More specifically, when a stroke causes damage in areas of the brain responsible for voluntary (intentional) movement, signals between the brain and muscles are interrupted. Therefore, the messages the brain normally sends to the muscles can no longer get through, leaving the muscles effectively paralyzed.
When a person has flaccid paralysis, they cannot initiate any voluntary movement on their affected side. This means the affected limb is not able to move on its own and generally hangs loosely due to this lack of muscle function. Furthermore, flaccidity of the left side after stroke can be accompanied by a general lack of awareness of that side, known as left neglect.
For some stroke survivors, the flaccidity stage is the initial period immediately following a stroke. However, not all stroke survivors will demonstrate complete flaccidity even immediately after their stroke.
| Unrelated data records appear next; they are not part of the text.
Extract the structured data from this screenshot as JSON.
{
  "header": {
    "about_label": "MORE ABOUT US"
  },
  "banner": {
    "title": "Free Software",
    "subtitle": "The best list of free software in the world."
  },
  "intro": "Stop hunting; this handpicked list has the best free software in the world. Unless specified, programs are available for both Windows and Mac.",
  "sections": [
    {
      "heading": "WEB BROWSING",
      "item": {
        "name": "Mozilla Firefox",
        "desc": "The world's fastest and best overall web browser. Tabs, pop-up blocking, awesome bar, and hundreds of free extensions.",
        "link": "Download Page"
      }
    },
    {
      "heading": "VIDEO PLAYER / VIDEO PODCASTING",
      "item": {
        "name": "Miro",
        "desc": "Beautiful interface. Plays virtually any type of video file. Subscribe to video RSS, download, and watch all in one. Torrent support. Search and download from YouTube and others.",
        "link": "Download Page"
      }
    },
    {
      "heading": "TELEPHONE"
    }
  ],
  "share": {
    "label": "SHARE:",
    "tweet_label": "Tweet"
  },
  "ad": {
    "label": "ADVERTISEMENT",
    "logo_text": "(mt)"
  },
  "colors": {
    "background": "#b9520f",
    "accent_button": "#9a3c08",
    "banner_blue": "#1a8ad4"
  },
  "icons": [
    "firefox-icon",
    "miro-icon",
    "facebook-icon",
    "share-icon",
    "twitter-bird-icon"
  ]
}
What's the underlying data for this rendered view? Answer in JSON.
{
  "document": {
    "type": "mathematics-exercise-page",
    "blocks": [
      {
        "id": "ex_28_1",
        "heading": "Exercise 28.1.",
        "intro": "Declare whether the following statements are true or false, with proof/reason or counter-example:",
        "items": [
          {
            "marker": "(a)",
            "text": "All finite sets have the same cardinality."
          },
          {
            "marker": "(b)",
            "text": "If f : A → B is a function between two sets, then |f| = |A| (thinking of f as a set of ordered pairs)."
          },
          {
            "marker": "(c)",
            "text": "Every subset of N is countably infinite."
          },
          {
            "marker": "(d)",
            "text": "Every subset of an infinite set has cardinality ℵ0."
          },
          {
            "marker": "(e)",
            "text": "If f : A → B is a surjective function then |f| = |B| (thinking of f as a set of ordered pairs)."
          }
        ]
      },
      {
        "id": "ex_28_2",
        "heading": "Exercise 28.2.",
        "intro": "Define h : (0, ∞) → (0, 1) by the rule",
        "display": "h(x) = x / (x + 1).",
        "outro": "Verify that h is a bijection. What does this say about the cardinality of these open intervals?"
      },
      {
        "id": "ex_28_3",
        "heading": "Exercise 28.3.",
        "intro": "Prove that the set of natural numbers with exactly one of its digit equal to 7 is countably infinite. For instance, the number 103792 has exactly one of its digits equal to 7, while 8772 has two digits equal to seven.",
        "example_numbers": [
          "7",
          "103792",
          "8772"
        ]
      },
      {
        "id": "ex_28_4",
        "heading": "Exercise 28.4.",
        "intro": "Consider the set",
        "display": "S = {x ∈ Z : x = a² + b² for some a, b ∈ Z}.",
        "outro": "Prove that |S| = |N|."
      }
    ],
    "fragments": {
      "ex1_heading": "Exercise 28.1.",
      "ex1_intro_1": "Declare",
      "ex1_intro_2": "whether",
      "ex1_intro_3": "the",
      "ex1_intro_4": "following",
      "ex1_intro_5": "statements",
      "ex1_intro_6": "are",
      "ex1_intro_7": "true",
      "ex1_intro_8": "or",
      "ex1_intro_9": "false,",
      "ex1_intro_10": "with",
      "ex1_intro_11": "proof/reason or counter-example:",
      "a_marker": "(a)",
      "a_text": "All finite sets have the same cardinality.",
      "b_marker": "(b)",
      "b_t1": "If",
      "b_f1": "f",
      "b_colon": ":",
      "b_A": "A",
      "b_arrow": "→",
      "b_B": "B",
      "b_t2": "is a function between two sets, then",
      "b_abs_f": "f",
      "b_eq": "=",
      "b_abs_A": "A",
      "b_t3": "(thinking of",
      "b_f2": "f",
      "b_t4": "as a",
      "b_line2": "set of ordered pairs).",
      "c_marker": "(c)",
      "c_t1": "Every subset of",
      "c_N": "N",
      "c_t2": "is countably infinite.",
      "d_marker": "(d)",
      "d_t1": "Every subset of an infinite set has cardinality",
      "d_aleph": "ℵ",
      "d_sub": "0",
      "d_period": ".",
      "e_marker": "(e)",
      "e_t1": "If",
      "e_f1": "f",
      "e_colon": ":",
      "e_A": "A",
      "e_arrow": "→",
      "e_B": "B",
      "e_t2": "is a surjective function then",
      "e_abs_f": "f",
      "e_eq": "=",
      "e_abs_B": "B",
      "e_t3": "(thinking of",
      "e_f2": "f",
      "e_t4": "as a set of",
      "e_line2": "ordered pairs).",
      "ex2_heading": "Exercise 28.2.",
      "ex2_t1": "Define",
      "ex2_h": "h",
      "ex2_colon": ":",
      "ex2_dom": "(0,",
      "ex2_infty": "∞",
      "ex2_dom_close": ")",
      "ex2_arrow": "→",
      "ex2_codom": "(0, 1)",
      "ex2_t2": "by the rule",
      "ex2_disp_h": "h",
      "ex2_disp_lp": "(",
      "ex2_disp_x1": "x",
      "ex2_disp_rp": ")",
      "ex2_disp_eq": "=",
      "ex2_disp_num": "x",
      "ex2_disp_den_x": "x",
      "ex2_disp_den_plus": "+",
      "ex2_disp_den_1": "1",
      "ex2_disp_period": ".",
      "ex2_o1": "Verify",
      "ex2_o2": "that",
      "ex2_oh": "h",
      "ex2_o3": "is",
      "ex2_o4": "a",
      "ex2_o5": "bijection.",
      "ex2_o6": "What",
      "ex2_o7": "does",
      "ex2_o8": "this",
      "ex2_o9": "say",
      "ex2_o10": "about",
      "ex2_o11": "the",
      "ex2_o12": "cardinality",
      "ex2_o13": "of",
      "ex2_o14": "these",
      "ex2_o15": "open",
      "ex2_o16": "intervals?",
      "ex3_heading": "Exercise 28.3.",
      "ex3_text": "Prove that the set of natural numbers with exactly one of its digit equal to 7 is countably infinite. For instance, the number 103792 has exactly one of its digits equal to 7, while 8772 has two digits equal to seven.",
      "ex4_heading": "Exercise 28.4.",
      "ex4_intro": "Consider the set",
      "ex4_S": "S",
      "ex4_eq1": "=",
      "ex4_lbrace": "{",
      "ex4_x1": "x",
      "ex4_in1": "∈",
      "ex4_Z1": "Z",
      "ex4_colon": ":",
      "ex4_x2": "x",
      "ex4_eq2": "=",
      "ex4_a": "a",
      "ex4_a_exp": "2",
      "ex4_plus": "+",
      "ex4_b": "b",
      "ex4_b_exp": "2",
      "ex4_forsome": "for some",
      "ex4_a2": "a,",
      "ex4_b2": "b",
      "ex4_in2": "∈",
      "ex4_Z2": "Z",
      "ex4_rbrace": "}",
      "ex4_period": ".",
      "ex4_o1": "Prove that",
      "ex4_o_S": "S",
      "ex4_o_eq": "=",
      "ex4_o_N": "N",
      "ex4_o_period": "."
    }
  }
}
Since every stroke is unique, some survivors may also present with flaccidity that lasts beyond the initial period after stroke.
If flaccidity lasts too long without treatment, the muscles can begin to atrophy, or decrease in size. This is due to decreased muscle activity in the affected limb as well as learned nonuse and compensation techniques. Flaccidity is also often associated with low muscle tone (hypotonia) after stroke.
Hypotonia and Flaccidity
Hypotonia refers to low muscle tone that can occur because of an injury to the brain, such as a stroke. Muscles that are functioning normally will have a small amount of contraction even when they’re relaxed, which helps maintain muscle tone and good positioning. This constant tension does not occur with hypotonia, however, and leads to decreased muscle tone overall.
Low muscle tone often co-exists with muscle weakness and numbness, increasing a person’s risk of injury to the affected body parts. This is why early intervention is important to help kickstart the recovery process before hypotonia worsens or flaccidity leads to additional complications.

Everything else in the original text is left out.